Edwin studied Politics, Philosophy and Economics at Oxford in the mid-1930s and encountered The Oxford Group there. One effect was that he decided to stop drinking alcoholic drinks as he felt that he had the sort of personality which might cause him to become alcohol-dependent. His father was not over-joyed about the turn his life was taking, asking him whether he might not serve God just as well in a more conventional way.
Upon graduating, Edwin set off to the University of Toulouse to do further studies. However, the break-out of hostilities cut this short and he spent five years in the British Army as an anti-aircraft gunner. Most of his time was spent on remote airfields and he hardly ever saw an enemy plane.
Once demobbed, he felt a call to education. He based at Tirley Garth, the MRA centre in Cheshire for a short while and then found a job teaching in a secondary school in Ardwick, Manchester. It was at Tirley Garth that he met his wife-to-be, Leonora Lee, who was a primary school teacher in nearby Stockport. They were married in 1949 and spent the rest of their married life in Manchester, eventually ending up teaching in the same school, although considerably expanded, in Ardwick.
Edwin had a passionate belief in the value of education and was the founding editor of a broadsheet called Polestar which promoted education and in particular the fundamental moral and spiritual beliefs of MRA. The editorial board, all volunteers, included a variety of educational professionals such as Dr Elizabeth Bradburn, a lecturer at an education college in Liverpool, and John Scarth, a secondary-school teacher in Wythenshawe, Manchester. David Hassell, a modern-language teacher, was another active participant as was Dermot McKay, who came from a tea-planting family in Sri Lanka and had a printing background. These and several others, the ‘staff’ of Polestar, formed a close association with French MRA colleagues in education – in particular Jacques and Denise Jaulmes. Edwin was passionate about the importance of such links, traveling to France several times with Leonora to attend meetings of l’Association pour l'Eveil à la Responsabilité à l’Ecole (Association for the Awakening to Responsibility at School or AERE) of which Denise Jaulmes was the chief organiser for 30 years.

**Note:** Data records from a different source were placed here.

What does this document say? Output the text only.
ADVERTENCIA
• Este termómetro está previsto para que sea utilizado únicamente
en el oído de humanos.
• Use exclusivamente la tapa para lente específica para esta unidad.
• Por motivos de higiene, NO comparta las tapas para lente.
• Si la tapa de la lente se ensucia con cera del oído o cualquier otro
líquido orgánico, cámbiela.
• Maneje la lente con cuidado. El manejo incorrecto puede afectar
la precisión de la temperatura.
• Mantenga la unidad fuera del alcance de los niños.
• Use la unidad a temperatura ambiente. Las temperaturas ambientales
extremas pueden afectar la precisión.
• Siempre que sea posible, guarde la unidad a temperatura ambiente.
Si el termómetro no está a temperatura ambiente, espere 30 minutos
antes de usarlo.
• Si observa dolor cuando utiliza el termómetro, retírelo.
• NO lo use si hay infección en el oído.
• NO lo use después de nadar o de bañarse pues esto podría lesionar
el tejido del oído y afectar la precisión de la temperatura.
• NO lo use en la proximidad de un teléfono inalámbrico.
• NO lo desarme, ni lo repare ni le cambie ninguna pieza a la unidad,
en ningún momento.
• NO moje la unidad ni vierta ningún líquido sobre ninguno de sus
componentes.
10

As well as teaching, Edwin was deeply involved in the National Union of Teachers, sometimes attending their annual conferences. He held office for several years in the Manchester branch – the Manchester Teachers’ Association. In the year in which he was President of the MTA, he invited the international cricketer Conrad Hunte to address the annual dinner.
Writing in New World News, Edwin summed up his conviction: ‘Education is the task of everyone. It is a process of changing the thinking and living of individuals and nations. It is a process which should not cease for any of us and to which every one of us can contribute.’
He was still active with Polestar in the year in which he died at the age of 75.